Listen to how Ephron performs generosity. In Targum Pseudo-Jonathan on Genesis 23:11, the Hittite landowner makes his first move: the field I give thee, and the cave which is in it, to thee I give it, as a gift before the sons of my people I give it to thee; go, bury thy dead.

The Aramaic preserves the Hebrew's triple repetition of the verb give. Ephron uses the word three times in one sentence. This is not generosity; it is theater.

The rabbinic tradition (Bereshit Rabbah 58:7, compiled in the Land of Israel c. 300–500 CE) reads Ephron as the prototype of the merchant who talks expansively and charges exorbitantly. Ancient Near Eastern bargaining conventions meant that the offer of a gift was the opening move of a sale. The more elaborate the supposed generosity, the higher the final price would be.

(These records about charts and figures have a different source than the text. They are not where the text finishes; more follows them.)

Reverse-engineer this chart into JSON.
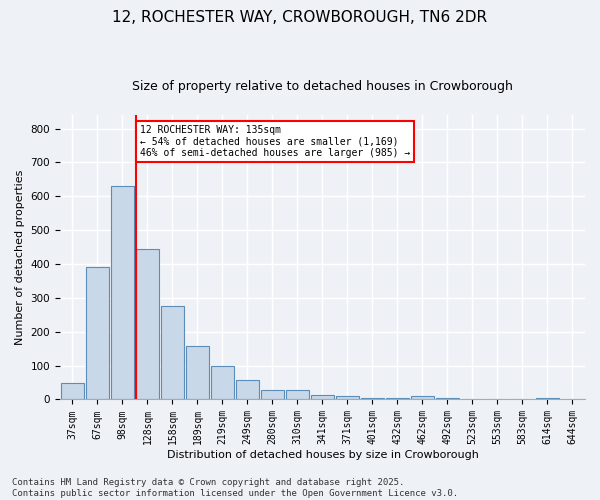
{
  "title": "12, ROCHESTER WAY, CROWBOROUGH, TN6 2DR",
  "subtitle": "Size of property relative to detached houses in Crowborough",
  "xlabel": "Distribution of detached houses by size in Crowborough",
  "ylabel": "Number of detached properties",
  "categories": [
    "37sqm",
    "67sqm",
    "98sqm",
    "128sqm",
    "158sqm",
    "189sqm",
    "219sqm",
    "249sqm",
    "280sqm",
    "310sqm",
    "341sqm",
    "371sqm",
    "401sqm",
    "432sqm",
    "462sqm",
    "492sqm",
    "523sqm",
    "553sqm",
    "583sqm",
    "614sqm",
    "644sqm"
  ],
  "values": [
    48,
    390,
    630,
    445,
    275,
    158,
    100,
    57,
    28,
    28,
    14,
    10,
    5,
    5,
    10,
    5,
    0,
    0,
    0,
    5,
    0
  ],
  "bar_color": "#c8d8e8",
  "bar_edge_color": "#5b8db8",
  "red_line_index": 3,
  "annotation_text": "12 ROCHESTER WAY: 135sqm\n← 54% of detached houses are smaller (1,169)\n46% of semi-detached houses are larger (985) →",
  "ylim": [
    0,
    840
  ],
  "yticks": [
    0,
    100,
    200,
    300,
    400,
    500,
    600,
    700,
    800
  ],
  "footer_text": "Contains HM Land Registry data © Crown copyright and database right 2025.\nContains public sector information licensed under the Open Government Licence v3.0.",
  "background_color": "#eef2f7",
  "grid_color": "#ffffff",
  "title_fontsize": 11,
  "subtitle_fontsize": 9,
  "tick_fontsize": 7,
  "label_fontsize": 8,
  "footer_fontsize": 6.5
}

The Targum of Pseudo-Jonathan does not spell this out, but it does preserve Ephron's patronymic — bar Zochar — making the record legally airtight. Abraham will not accept the gift. He knows what the three-fold I give actually means.

The verses that follow will confirm Ephron's true figure: four hundred silver shekels, a massive sum.

The Maggidim read this as a lesson in seeing through flattery. The takeaway: when someone offers you something three times before you have asked, name the price anyway. Write the check. A gift without an invoice is a negotiation you have not yet begun.